There always is a lot of confusion among the general public about the nature of copyright infringement and whether it is legal to create your own works, whether it be commercial products or fan fiction, based on other people’s works. One person recently asked me what the penalties were for plagiarising fictional characters. Although I’ve written about the topic of intellectual property rights before, I thought I would share my answer with my other readers.

Copyright infringement is the use of works protected by copyright law without permission, infringing certain exclusive rights granted to the copyright holder, such as the right to reproduce, distribute, display or perform the protected work, or to make derivative works.

Literary, artistic, and musical works — including books, comic books, video games, films, television shows, cartoons, and songs – are eligible for copyright protection. So is any written work (such as a character description) that is sufficiently original and substantial.

If you were to write your own story or make a video game about Superman character, for example, it would be considered to be a derivative work of DC Comic’s Superman comic books. If you publicly distributed such a derivative work without DC Comic’s permission, it would be copyright infringement.

In the United States, the penalties for copyright infringement are:

  • Infringer pays the actual dollar amount of damages and profits.
  • Infringer pays statutory damages ranging from $200 (accidental infringement) to $150,000 (intentional infringement) for each work infringed.
  • Infringer pays for all attorneys fees and court costs.
  • The Court can issue an injunction to stop the infringing acts.

Names alone are not substantial enough to be considered literary works and therefore are not eligible for copyright protection. You are free to name your baby “Superman” if you wish.  Similarly, Joe Croce is allowed to have the lyrics “you don’t tug on superman’s cape” in his song You Don’t Mess Around With Jim, as it is only a reference to the Superman character.

However, the words comprising names can be registered as trademarks used to represent a company or product. For example, one of the many trademarks DC Comic has registered for the word “Superman” is for confectionary products (USPTO trademark serial number 7578832).

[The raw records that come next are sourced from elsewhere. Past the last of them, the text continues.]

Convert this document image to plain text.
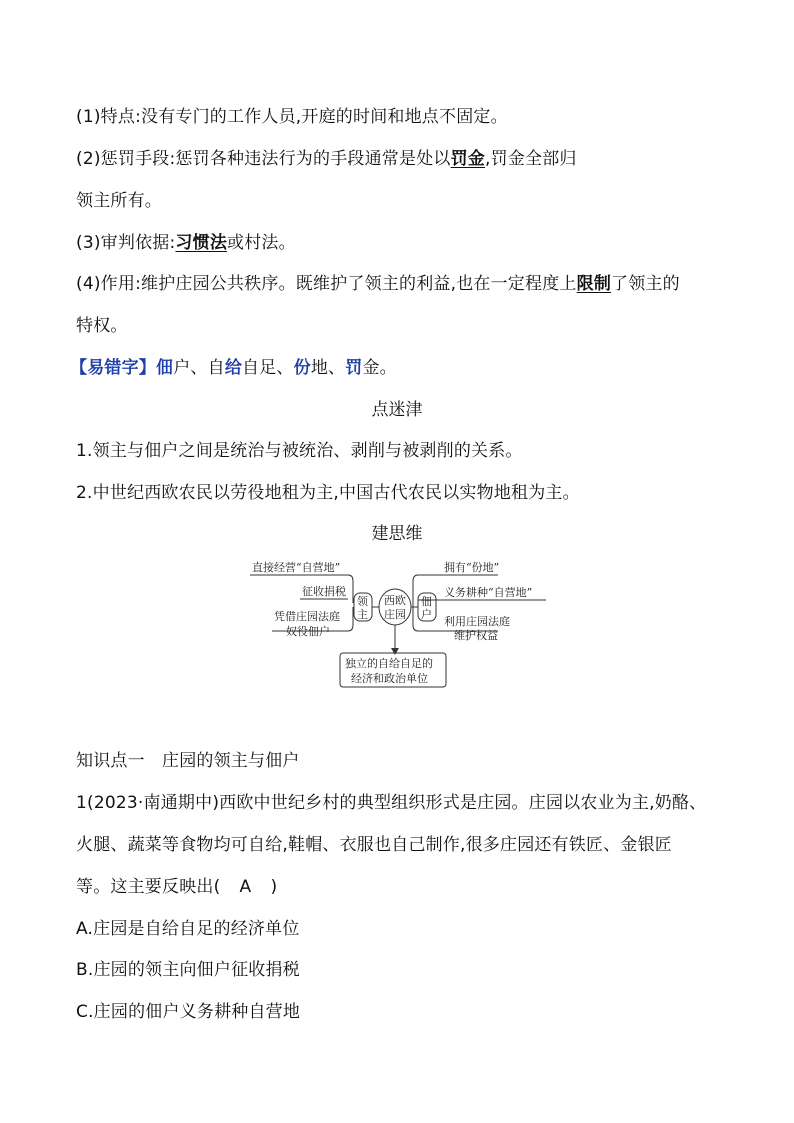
(1)特点:没有专门的工作人员,开庭的时间和地点不固定。
(2)惩罚手段:惩罚各种违法行为的手段通常是处以罚金,罚金全部归
领主所有。
(3)审判依据:习惯法或村法。
(4)作用:维护庄园公共秩序。既维护了领主的利益,也在一定程度上限制了领主的
特权。
【易错字】佃户、自给自足、份地、罚金。
点迷津
1.领主与佃户之间是统治与被统治、剥削与被剥削的关系。
2.中世纪西欧农民以劳役地租为主,中国古代农民以实物地租为主。
建思维
直接经营“自营地”
征收捐税
凭借庄园法庭
奴役佃户
领
主
西欧
庄园
佃
户
拥有“份地”
义务耕种“自营地”
利用庄园法庭
维护权益
独立的自给自足的
经济和政治单位
知识点一　庄园的领主与佃户
1(2023·南通期中)西欧中世纪乡村的典型组织形式是庄园。庄园以农业为主,奶酪、
火腿、蔬菜等食物均可自给,鞋帽、衣服也自己制作,很多庄园还有铁匠、金银匠
等。这主要反映出( A )
A.庄园是自给自足的经济单位
B.庄园的领主向佃户征收捐税
C.庄园的佃户义务耕种自营地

Trademark infringement involves using someone else’s trademark without permission on competing or related goods and services in such a way that it causes a likelihood of confusion in the average consumer. If you were to use the word “Superman” without permission on the packaging of candy that you were selling, you would be infringing on DC Comic’s trademark 7578832.

A trademark violator who is sued by the owner of a lawfully registered trademark in the United States may be ordered to pay monetary damages based on lost profits calculated from the sales the trademark violator made while using the trademark illegally. If the court finds that the trademark violation was intentional, such as a case in which the violator is selling goods that he is trying to pass off as coming from a known popular brand, the court may impose penalties of three times the amount of actual lost profits.

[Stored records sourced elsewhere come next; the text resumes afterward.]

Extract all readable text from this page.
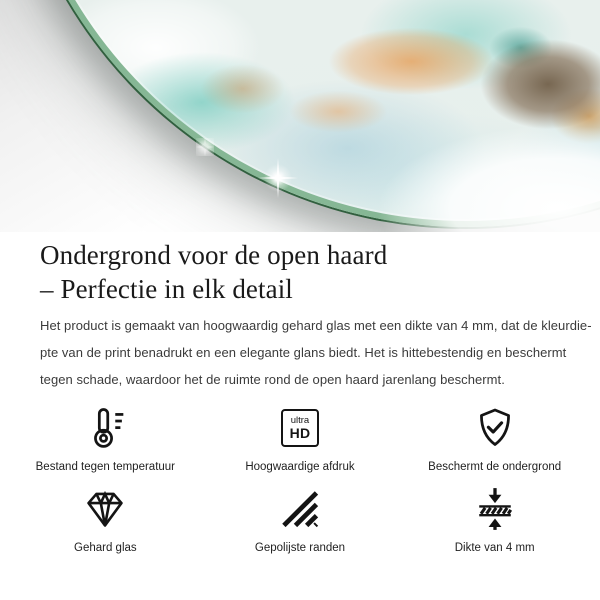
Ondergrond voor de open haard
– Perfectie in elk detail
Het product is gemaakt van hoogwaardig gehard glas met een dikte van 4 mm, dat de kleurdie-
pte van de print benadrukt en een elegante glans biedt. Het is hittebestendig en beschermt
tegen schade, waardoor het de ruimte rond de open haard jarenlang beschermt.
Bestand tegen temperatuur
ultra
HD
Hoogwaardige afdruk	Beschermt de ondergrond
Gehard glas	Gepolijste randen	Dikte van 4 mm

Ideas are not protected by intellectual property laws. For example, the idea of a cape-wearing, flying, invincible superhero who comes from an alien planet is not protected, and so you are perfectly free to create your own cape-wearing, flying, invincible superhero who comes from an alien planet. However, if you add on enough details that are similar to the Superman character (similar outfit, his planet is named Krypton, works as a reporter for The Daily Planet newspaper, etc) that the average person would confuse your character with DC Comic’s Superman character, you would be committing copyright infringement.

Plagiarism is taking someone else’s work or ideas and passing them off as one’s own. Plagiarism is not a crime; however, when committing plagiarism, many people also commit copyright infringement, which is a crime.

Also, crediting someone’s work that you use without their permission does protect you from committing plagiarism, but it does not protect you from committing copyright infringement. If you were to post your own story about or drawing of Superman on the internet with the disclaimer “Superman is a character owned by DC Comics. No copyright infringement is intended”, DC Comics could still successfully sue you for copyright infringement.

Now, you’ve probably noted that I did use an image from a Superman comic book to illustrate this article.  However, there are certain limited Fair Use exceptions to using copyrighted works without permission, such as criticism, news, an parody — so long as you only use enough of the work as is necessary for your purpose and your use does not deprive the copyright holder of any potential revenue or market for that work (you can also use characters for which the copyright period has lapsed or are otherwise in the public domain).  I think that my use is Fair Use for my purpose of educating my readers about intellectual property laws.  Besides, I don’t think DC Comics would object on me telling people not to “tug on Superman’s cape” with out their permission.